Salah satu candaan yang sering kita dengar adalah, “Jangan lakukan sekarang apa yang bisa ditunda besok”. Pada kenyataannya, kebiasaan menunda memberi banyak efek negatif. Menunda membuat kita terbebani dua kali karena pada saat menunda, pikiran kita tetap dihantui oleh pekerjaan tersebut meskipun kita sedang melakukan kegiatan yang lain. Tidak jarang juga menunda berarti menghilangkan kesempatan kita untuk mengerjakannya sama sekali, karena ketika kita menunda sangat mungkin pekerjaan tersebut akan diselesaikan oleh orang lain.

4. Realistis Dengan Tetap Memberikan yang Terbaik

Kita harus terbiasa memberikan hasil terbaik secara realistis, sesuai dengan deadline yang ditetapkan. Memberi makan orang kelaparan tidak boleh menunggu sampai kita berhasil menyajikan makanan yang lezat, dan menyebarkan dakwah tidak boleh ditunda sampai orang tidak mempunyai celah untuk mengkritik ucapan kita.

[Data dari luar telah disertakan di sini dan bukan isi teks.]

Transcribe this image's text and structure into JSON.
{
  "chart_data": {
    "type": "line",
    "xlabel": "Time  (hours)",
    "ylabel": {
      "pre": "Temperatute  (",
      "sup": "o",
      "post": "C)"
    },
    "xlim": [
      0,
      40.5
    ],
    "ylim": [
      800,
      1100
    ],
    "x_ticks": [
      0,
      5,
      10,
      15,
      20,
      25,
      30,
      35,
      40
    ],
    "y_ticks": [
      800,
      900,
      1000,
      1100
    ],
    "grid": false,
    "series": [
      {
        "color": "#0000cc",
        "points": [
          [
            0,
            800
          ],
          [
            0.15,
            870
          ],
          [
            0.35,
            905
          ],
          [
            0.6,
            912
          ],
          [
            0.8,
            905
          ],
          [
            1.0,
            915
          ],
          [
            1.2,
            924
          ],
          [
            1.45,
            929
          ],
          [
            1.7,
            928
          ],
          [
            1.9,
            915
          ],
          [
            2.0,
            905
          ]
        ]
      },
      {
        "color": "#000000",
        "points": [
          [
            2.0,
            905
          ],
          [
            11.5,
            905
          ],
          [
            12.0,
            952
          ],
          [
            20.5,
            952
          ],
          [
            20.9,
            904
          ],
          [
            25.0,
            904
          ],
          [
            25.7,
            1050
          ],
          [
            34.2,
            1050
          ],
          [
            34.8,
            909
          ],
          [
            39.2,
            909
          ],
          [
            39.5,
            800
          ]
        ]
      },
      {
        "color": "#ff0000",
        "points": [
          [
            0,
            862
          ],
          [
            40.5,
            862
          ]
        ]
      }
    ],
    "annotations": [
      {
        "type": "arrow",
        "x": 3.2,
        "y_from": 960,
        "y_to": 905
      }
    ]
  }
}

Dalam perumpamaan lain, kita harus mengumpulkan tugas kesenian meski kita belum sekelas maestro dan kita boleh bernasyid ria meski kita bukan diva. Ketika mengemban sebuah amanah, kita harus mengerjakannya sebaik mungkin, lalu menyerahkan hasil terbaik itu tanpa perlu menjadikan hasil tersebut sebagai yang paling sempurna.

5. Beramal Bersama

Melibatkan teman apalagi banyak orang dalam sebuah aktifitas membuat kita lebih bersemangat dan lebih konsisten dalam menjaga suatu amal. Setiap manusia mengalami masa naik turunnya keimanan. Agar tetap terjaga, Islam menganjurkan kita terikat dalam jamaah sehingga saudara yang imannya sedang naik bisa mengingatkan saudaranya yang imannya sedang turun, lalu bergantian pada kesempatan yang lain ketika kondisinya berkebalikan dan seterusnya.

Mudah-mudahan artikel ini bermanfaat bagi kita semua, aamiin….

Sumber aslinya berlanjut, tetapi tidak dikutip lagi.